In his book 'Journey to Ixtlan' Carlos Castaneda told the following story:
« "Do you remember the time I jammed your car?" Don Juan asked.
His
question was abrupt and unrelated to the conversation. He was referring
to a time when I couldn't start my car until he told me I could. I said
that no one would forget such an event.
"That was nothing," said Don Juan in a serene tone.
"How can you say that?" I said in a protesting tone . "What you did that day is something I will truly never understand."
"Genaro can do much better. Right, Genaro?"
"That's right," Don Genaro replied.
"What can you do?" I asked.
"You'll see it next," he replied.
They
stood up, and for a moment I didn't know what to do, but Don Juan told
me to follow suit. We started climbing the small hill in front of Don
Juan's house.
Don Juan moved his hands as if weaving an invisible thread, Don Genaro did the same and repeated: "Let's examine your car."
We
reached the top the hill and I looked towards where I had parked my car. My
stomach lurched. The car was gone! I ran down the hill. My car was
nowhere to be seen. I experienced a moment of great confusion. I had
locked the car as usual. »
(Chapter 18, extracts)
Castaneda then began to investigate how Don Genaro managed to do that:
« As
always when Don Juan confronted me with inexplicable phenomena, the
idea occurred to me that I was being deceived by ordinary means.
I
started calculating how many accomplices Don Juan and Don Genaro would
have needed to lift my car and take it away, but we were alone.
Another
possibility was that an accomplice had forced the door and connected
the ignition wire to take the car, but this action implied specialized
knowledge beyond his means.
The last possible explanation was that perhaps I had been hypnotized, since their movements seemed very new and suspicious to me. »
(Ibid)
Then
Castaneda recounts how Don Genero makes him look for his car in absurd
places: under a rock, among the bushes, until finally Castaneda falls
into a trance-like state.
Don Juan then explained to Castaneda what had happened:
« The
other day, Genaro never moved your car from the world of ordinary
people. He merely forced you to see the world like sorcerers do, and
your car wasn't in that world. Genaro wanted to soften your certainty.

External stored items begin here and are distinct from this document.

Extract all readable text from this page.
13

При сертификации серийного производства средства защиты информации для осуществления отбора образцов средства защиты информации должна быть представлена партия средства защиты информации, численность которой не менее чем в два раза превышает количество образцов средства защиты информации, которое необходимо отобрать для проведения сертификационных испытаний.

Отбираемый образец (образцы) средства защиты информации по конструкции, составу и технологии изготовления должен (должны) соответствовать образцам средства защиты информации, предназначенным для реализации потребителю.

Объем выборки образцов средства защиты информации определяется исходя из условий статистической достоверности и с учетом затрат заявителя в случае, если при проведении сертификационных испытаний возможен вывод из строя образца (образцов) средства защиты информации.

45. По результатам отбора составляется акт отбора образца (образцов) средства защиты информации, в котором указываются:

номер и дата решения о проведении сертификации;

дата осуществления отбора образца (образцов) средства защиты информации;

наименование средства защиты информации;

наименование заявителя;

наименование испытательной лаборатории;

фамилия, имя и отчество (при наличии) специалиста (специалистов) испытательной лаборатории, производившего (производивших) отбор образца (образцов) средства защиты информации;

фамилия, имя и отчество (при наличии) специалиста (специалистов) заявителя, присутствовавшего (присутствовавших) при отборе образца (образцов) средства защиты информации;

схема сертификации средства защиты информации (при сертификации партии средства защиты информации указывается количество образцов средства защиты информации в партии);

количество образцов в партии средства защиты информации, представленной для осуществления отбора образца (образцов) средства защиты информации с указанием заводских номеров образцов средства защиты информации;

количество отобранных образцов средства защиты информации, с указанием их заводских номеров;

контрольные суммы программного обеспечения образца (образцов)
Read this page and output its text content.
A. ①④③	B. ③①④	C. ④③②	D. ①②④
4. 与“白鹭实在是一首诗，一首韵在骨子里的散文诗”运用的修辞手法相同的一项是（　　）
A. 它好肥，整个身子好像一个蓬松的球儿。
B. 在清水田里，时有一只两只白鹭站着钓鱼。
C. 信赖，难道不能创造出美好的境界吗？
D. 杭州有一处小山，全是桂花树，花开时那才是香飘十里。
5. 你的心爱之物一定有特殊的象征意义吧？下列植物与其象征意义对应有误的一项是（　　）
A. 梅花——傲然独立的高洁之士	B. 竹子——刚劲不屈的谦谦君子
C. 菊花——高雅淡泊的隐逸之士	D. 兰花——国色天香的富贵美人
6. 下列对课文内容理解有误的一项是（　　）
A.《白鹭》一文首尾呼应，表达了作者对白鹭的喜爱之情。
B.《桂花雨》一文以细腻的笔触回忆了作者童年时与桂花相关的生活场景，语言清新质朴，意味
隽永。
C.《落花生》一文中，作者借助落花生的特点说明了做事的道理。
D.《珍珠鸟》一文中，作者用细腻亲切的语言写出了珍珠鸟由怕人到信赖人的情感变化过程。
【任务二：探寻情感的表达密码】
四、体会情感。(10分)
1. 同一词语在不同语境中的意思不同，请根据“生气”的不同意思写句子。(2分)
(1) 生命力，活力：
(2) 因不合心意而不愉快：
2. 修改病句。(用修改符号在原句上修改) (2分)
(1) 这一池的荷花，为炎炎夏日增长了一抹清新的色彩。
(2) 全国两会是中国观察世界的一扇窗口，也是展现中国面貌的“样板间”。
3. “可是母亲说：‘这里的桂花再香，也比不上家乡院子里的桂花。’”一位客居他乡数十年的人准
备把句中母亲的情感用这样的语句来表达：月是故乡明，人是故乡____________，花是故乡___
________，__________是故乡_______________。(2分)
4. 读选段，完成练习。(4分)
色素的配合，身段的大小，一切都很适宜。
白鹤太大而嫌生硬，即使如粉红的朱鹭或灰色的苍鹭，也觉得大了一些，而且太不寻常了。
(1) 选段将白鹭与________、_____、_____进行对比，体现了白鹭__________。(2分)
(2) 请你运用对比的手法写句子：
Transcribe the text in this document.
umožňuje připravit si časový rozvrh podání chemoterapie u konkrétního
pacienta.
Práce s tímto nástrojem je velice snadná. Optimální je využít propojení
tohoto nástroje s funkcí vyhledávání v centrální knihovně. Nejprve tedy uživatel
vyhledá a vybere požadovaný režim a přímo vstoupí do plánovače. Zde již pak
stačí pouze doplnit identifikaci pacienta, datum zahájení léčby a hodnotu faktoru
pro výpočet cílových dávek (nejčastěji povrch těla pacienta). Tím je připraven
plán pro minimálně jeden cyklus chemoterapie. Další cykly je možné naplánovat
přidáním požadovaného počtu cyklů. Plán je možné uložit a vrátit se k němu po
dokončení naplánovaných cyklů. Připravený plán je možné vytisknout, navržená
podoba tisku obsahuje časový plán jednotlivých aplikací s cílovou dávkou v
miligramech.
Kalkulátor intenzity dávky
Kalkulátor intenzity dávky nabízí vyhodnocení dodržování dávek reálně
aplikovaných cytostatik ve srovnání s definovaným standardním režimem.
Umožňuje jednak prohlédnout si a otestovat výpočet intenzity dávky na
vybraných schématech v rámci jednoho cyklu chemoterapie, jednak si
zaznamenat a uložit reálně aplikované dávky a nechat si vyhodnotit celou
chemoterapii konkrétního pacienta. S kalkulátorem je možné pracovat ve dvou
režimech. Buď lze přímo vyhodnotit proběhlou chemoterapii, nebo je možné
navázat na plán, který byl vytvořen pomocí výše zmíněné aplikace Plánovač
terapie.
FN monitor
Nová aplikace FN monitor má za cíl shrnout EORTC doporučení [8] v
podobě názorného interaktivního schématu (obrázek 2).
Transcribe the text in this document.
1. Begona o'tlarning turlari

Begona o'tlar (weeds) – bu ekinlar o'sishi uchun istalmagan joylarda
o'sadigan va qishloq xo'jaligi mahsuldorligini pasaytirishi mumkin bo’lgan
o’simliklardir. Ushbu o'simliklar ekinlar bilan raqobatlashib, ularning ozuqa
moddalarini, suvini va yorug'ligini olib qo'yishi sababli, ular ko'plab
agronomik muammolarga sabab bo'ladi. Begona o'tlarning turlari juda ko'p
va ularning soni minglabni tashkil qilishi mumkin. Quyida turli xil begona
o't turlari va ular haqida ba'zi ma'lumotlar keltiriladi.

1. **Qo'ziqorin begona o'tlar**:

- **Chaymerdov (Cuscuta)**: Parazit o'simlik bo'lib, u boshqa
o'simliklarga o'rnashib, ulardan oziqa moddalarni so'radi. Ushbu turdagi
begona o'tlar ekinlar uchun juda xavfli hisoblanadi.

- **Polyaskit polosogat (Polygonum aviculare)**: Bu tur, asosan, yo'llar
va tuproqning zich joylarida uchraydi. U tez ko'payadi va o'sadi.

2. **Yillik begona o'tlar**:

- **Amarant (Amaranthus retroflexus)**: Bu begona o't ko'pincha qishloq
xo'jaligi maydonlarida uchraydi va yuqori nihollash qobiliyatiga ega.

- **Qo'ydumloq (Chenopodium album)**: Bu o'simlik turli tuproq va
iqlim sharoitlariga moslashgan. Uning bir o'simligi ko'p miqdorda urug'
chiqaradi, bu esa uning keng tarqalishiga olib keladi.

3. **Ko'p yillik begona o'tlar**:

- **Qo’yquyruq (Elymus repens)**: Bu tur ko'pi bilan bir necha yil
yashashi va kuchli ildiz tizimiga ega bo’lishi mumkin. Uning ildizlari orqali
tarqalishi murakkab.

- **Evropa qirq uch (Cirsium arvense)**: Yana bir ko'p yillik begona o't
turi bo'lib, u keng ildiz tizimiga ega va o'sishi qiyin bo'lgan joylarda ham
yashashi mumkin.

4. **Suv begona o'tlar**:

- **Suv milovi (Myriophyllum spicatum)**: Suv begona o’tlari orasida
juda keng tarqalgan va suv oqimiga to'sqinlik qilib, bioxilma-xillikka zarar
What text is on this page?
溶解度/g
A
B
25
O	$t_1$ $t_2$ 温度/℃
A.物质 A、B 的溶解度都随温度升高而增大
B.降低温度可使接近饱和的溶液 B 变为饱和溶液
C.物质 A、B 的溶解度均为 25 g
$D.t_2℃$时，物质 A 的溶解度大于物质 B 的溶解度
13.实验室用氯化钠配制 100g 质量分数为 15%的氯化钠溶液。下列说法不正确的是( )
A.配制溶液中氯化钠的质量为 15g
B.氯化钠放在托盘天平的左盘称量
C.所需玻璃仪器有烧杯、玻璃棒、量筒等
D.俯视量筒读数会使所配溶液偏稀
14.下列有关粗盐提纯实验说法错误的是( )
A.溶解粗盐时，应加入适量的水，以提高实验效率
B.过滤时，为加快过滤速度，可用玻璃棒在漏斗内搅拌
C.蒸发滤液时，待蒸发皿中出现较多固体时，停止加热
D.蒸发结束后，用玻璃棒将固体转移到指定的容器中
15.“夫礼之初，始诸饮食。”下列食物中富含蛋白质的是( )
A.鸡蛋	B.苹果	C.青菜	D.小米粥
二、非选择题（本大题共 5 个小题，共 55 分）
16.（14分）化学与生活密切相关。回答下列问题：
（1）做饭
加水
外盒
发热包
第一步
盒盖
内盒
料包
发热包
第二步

His antics spoke to your body about how absurd it is to try to
understand everything. And when he flew his kite, you almost managed to
see [like a sorcerer]. You found your car, and you were in both worlds.
"But how did he force me to see the world like the sorcerers?" Castaneda asked.
"I
was with him. We both know that world. Now that we know it, all that's
needed to produce it is to use that other ring of power I told you the
sorcerers have. Genaro can do it as easily as he moves his fingers. He
kept you busy turning stones to distract your thoughts and allow your
body to see." »
(Chapter 19)
Shortly
after the publication of this book, the philosopher Sam Keen
interviewed Castaneda, and they had the following conversation about
this matter:
Keen: When you told how Don Juan and his friend Don Genero made your car disappear in broad daylight I could only scratch my head. I know that a hypnotist can create an illusion of the presence or absence of an object. Do you think you were hypnotized?
Castaneda: Perhaps, something like that. But we have to begin by realizing, as don Juan says, that there is much more to the world than we usually acknowledge. Our normal expectations about reality are created by a social consensus. We are taught how to see and understand the world.
The trick of socialization is to convince us that the descriptions we agree upon define the limits of the real world. What we call reality is only one way of seeing the world, a way that is supported by a social consensus.
Keen: Then a sorcerer, like a hypnotist, creates an alternative world by building up different expectations and manipulating cues to produce a social consensus.
Castaneda: Exactly.
OBSERVATIONS
Theosophical
instructors explained that ancient sorcerers were able to hypnotize
people without their knowledge and thus make them believe that they were
experiencing whatever those sorcerers wanted: that they were
transforming into animals, or that things were disappearing and
appearing in front of them, etc.
But Don Juan gave another explanation, saying that Don Genaro forced Castaneda to see the world as sorcerers do, which I interpret as Genaro transferring Castaneda's consciousness to another reality.
But esotericism explains that the only other reality that resembles the physical world is the
densest subplane of the astral plane. However, Castaneda would have
continued to see his car there, because that subplane is the mold of the
physical world, and therefore what appears in the physical world also
appears in that subplane.
Therefore,
Don Juan's answer is incorrect, and if that story is true, the most
tangible explanation is that Castaneda was indeed hypnotized, although I suspect that this story was actually invented by that writer.